There are many reasons why HR has become HCM, including better data on what drives strong company performance. Culture is increasingly understood to be important, and this particular company places a big emphasis not just on hiring good people, but on hiring people who fit and quickly weeding out ones who don’t. Yes, top performers are significantly more productive than average ones, but cultural misfits can be disruptive and hinder team productivity, no matter their individual performance. Bad hires are expensive because they have to be replaced, any holes they leave need to be filled, and any damage they have done repaired.

Watching this company, and learning from this team, I have become a convert to modern talent management practices. Apparently, I’m not alone, and am probably behind the curve.

Anybody who has been following the emergence of enterprise SaaS has seen the speed with which the HCM sector has emerged. SuccessFactors pointed the way, growing from startup in 2001 to $330 million in sales before being acquired by SAP for $3.4 billion in December 2011—that’s right, the acquisition price was 10x revenues. Not to be outdone, Oracle followed in February 2012 with a $1.9 billion acquisition of Taleo for 7x revenues. Not content to sit on the sidelines as SAP and Oracle bought their way into the cloud, IBM bought HCM company Kenexa for $1.3 billion in August 2012; the company was on a run rate of about $250 million in revenues—a relatively inexpensive 6x multiple.

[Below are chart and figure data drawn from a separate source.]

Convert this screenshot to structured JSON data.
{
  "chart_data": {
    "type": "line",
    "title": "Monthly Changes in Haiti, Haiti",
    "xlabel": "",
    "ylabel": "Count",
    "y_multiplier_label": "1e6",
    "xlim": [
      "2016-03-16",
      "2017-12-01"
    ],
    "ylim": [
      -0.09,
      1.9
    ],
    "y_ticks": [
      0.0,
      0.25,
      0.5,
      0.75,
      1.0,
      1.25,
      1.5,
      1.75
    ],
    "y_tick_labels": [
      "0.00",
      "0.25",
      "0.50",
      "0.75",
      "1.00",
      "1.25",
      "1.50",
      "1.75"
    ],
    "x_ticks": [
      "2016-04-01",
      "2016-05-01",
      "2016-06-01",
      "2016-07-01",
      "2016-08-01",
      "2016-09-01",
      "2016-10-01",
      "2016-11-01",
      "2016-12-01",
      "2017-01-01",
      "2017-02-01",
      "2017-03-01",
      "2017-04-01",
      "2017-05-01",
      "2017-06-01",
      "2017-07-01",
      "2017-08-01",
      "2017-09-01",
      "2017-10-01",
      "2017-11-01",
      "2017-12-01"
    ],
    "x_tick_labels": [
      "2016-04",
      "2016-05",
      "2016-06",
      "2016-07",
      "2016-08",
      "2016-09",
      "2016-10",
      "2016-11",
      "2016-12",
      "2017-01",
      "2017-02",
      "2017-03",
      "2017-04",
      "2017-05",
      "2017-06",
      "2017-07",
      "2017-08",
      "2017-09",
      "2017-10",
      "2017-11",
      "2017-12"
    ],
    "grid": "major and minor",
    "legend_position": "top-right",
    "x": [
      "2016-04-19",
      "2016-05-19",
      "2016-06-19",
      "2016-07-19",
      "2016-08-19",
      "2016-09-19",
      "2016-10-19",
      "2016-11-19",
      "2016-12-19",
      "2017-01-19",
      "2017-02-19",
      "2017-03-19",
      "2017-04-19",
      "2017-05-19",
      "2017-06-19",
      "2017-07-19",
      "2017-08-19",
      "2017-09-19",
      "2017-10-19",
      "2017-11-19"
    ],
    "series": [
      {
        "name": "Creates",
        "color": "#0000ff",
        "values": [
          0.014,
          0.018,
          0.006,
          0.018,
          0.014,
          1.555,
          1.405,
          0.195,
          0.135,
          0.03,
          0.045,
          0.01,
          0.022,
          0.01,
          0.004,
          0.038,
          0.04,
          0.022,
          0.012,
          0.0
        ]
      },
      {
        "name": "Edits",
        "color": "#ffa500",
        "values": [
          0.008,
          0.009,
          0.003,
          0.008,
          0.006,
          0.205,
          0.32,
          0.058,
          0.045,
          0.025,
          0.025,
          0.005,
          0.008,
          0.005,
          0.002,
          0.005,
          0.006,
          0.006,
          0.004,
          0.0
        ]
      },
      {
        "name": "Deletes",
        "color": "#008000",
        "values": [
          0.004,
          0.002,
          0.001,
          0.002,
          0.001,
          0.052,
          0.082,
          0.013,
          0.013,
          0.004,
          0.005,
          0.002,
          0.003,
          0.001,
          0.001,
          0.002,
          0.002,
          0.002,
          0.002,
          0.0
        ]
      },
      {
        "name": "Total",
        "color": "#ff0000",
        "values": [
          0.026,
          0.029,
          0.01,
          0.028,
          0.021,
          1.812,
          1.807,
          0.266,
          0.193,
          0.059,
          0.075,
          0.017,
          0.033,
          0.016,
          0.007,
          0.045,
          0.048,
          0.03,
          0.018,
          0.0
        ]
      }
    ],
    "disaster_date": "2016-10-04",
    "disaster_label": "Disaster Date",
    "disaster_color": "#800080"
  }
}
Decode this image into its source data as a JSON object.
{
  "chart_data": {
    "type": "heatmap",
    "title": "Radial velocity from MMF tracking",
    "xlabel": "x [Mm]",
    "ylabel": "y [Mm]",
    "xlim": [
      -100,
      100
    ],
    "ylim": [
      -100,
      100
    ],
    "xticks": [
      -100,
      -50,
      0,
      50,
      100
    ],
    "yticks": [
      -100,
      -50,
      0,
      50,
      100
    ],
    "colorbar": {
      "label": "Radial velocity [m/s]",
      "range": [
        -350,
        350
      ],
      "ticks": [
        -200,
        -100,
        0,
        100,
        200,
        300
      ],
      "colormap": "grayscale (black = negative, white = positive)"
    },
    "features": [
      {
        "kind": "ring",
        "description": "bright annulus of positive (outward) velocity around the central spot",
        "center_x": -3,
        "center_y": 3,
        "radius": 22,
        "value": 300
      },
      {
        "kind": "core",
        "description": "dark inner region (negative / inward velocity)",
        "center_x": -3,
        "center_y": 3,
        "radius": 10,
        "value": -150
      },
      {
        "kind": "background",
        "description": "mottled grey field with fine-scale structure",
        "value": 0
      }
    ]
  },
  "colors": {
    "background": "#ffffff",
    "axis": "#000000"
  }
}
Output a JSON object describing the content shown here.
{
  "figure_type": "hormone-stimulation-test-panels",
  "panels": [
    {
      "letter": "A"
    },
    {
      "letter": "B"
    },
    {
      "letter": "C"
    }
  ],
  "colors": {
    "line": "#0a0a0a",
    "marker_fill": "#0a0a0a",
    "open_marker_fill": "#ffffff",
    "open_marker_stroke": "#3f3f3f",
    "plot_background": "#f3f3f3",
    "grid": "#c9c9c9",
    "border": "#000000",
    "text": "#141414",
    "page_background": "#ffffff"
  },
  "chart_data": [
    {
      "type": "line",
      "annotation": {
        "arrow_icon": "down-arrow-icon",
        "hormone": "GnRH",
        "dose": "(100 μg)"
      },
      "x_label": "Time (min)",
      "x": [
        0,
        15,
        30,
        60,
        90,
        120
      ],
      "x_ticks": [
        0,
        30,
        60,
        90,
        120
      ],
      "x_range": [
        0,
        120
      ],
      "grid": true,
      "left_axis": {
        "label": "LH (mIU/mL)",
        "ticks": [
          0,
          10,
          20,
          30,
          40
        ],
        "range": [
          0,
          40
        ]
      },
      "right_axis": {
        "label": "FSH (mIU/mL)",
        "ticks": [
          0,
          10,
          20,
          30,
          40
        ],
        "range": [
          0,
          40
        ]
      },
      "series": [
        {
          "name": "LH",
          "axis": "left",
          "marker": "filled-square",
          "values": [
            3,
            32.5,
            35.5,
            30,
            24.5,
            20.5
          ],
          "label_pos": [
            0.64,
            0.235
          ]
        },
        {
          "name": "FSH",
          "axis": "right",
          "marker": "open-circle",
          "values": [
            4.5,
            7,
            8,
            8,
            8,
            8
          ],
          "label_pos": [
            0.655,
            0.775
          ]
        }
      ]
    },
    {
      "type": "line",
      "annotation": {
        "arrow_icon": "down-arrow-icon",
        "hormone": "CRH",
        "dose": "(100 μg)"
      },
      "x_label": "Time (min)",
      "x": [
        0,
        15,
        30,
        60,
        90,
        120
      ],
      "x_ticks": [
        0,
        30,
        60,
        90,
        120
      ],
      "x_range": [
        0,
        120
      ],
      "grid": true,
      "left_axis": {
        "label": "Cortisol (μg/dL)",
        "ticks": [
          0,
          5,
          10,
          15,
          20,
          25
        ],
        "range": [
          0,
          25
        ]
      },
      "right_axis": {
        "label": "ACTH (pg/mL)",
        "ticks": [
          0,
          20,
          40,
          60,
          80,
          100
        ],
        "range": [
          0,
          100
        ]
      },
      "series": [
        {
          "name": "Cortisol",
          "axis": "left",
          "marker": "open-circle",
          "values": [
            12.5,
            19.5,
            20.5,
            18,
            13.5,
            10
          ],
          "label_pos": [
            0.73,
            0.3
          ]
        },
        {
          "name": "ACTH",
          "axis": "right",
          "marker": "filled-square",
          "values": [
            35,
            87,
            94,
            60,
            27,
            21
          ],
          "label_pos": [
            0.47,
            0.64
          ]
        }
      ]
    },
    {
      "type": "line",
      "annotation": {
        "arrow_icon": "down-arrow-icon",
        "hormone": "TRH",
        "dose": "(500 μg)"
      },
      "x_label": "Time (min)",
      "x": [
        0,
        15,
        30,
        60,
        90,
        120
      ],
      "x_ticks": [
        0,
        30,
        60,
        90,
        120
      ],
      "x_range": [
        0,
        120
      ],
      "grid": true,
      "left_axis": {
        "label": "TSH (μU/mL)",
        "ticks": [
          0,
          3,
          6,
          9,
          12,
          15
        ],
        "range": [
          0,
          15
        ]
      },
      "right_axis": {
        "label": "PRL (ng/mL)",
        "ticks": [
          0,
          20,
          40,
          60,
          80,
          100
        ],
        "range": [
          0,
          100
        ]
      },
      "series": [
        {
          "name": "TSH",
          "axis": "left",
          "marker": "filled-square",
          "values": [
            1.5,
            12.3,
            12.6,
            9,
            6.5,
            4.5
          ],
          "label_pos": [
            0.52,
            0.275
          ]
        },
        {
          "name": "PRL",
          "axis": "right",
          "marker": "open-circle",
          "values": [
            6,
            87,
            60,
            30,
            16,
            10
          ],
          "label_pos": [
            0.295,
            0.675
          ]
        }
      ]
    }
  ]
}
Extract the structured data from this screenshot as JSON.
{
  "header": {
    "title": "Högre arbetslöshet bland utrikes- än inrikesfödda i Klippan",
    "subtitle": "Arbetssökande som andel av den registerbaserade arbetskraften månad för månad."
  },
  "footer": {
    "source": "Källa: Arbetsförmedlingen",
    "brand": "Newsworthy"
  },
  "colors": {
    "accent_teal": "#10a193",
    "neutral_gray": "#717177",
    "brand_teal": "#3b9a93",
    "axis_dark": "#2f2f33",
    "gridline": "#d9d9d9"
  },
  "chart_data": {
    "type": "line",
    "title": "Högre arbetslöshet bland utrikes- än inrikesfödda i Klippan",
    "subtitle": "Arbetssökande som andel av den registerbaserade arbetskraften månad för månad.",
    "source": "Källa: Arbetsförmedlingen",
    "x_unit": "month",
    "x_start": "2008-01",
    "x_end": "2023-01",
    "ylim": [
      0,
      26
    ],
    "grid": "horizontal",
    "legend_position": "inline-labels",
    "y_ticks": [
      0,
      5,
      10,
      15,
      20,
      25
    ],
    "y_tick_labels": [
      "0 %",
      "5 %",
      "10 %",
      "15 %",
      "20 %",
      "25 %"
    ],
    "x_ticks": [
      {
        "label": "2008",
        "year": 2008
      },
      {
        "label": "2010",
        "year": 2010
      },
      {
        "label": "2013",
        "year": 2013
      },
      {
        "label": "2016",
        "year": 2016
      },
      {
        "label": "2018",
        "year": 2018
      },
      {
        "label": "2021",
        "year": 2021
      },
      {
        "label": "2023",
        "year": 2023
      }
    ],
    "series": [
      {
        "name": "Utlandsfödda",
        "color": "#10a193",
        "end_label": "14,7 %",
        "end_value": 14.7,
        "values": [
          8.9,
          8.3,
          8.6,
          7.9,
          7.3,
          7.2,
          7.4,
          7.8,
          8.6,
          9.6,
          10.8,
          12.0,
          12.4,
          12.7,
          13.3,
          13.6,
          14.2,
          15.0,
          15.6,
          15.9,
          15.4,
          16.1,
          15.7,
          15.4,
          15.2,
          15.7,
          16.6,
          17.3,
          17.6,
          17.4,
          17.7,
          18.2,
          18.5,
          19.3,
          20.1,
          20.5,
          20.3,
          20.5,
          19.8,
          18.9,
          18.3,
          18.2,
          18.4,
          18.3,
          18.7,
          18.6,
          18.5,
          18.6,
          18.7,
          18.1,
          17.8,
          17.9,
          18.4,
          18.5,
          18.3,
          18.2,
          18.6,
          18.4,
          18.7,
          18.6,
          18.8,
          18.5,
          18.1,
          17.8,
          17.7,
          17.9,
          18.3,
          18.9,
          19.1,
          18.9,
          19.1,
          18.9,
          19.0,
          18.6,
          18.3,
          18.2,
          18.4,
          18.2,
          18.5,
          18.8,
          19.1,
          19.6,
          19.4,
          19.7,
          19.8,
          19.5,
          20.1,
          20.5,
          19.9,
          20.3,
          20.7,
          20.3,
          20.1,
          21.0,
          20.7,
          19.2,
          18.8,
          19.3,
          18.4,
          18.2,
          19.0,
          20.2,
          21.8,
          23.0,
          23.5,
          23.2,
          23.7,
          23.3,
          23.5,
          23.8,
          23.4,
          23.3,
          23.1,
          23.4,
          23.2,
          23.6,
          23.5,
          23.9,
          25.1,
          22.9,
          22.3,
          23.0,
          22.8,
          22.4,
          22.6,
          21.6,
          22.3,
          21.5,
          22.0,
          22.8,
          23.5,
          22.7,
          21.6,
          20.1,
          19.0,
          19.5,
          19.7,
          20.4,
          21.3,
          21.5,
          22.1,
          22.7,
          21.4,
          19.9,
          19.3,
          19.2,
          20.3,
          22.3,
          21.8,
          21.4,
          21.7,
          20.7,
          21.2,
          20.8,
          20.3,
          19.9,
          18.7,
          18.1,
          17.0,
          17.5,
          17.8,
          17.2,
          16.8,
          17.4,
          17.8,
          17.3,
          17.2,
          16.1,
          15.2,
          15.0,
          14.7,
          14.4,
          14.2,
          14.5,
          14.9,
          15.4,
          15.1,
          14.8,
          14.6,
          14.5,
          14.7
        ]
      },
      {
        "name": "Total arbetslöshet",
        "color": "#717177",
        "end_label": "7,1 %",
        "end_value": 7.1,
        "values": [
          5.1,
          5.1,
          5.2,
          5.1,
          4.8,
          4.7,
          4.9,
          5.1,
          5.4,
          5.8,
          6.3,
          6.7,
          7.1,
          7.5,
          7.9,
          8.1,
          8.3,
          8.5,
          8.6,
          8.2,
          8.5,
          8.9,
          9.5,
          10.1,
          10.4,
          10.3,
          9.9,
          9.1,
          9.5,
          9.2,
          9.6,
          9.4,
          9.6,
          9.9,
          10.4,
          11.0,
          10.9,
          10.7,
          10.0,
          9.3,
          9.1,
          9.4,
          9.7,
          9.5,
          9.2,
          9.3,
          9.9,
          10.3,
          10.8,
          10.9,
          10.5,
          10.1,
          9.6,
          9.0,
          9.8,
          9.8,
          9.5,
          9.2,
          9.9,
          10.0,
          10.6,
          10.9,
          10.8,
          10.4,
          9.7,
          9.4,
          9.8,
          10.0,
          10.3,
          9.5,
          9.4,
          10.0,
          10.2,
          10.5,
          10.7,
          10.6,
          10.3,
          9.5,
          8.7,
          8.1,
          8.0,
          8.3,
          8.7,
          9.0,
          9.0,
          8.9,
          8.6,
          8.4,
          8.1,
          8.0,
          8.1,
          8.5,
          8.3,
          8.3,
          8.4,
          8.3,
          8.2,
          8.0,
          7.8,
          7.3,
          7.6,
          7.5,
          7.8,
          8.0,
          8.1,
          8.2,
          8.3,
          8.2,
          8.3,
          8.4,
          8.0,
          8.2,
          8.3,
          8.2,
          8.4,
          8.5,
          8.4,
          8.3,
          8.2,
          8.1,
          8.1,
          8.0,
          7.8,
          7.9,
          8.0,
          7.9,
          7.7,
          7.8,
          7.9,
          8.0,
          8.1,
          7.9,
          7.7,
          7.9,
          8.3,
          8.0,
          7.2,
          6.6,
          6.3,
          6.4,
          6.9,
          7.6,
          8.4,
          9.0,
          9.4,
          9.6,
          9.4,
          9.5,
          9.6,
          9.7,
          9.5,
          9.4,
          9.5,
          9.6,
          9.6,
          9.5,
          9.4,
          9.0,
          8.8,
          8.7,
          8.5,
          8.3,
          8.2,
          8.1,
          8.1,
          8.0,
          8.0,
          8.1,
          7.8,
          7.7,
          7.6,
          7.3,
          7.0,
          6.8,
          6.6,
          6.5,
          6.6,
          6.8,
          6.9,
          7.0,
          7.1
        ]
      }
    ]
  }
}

HCM SaaS companies also have been well represented in the IPO market. Workday, founded by former executives from PeopleSoft, went public in October of 2012, and is now valued at $12 billion dollars—more than 34 times trailing 12-month revenues of $350 million. CornerstoneOnDemand, another HCM company that went public in May 2011, sports a market cap of $2.6 billion, a multiple of 16 times trailing 12-month revenues of $150 million.

There are also dozens of smaller privately-held HCM companies, many of which are growing at annual rates of 50% or more.

How can there be so many successful companies in this emerging market? There is clearly enough demand to feed them all.

These are all companies that, in one way or another, help businesses to attract, train, motivate, and retain the best people. I haven’t done the math, but it feels to me that if you added up the revenues or market caps of all the HCM companies in the enterprise SaaS industry, it would be the largest sector.

All in all, it was a pleasurable dinner. These two executives have been very intentional about elevating culture in their organization, and that decision—supported by the board—has produced very good results. I’m reminded of this every year at their Christmas party, which feels like a family gathering. Each year they have an artistic contest of some type—most creative door covering, for instance—and it is amazing to see the energy that people in every functional area put into letting their creative sides run free. You can’t predict who will have the most artistic creations based on their job functions. I take this as a sign that people are comfortable being themselves in this environment.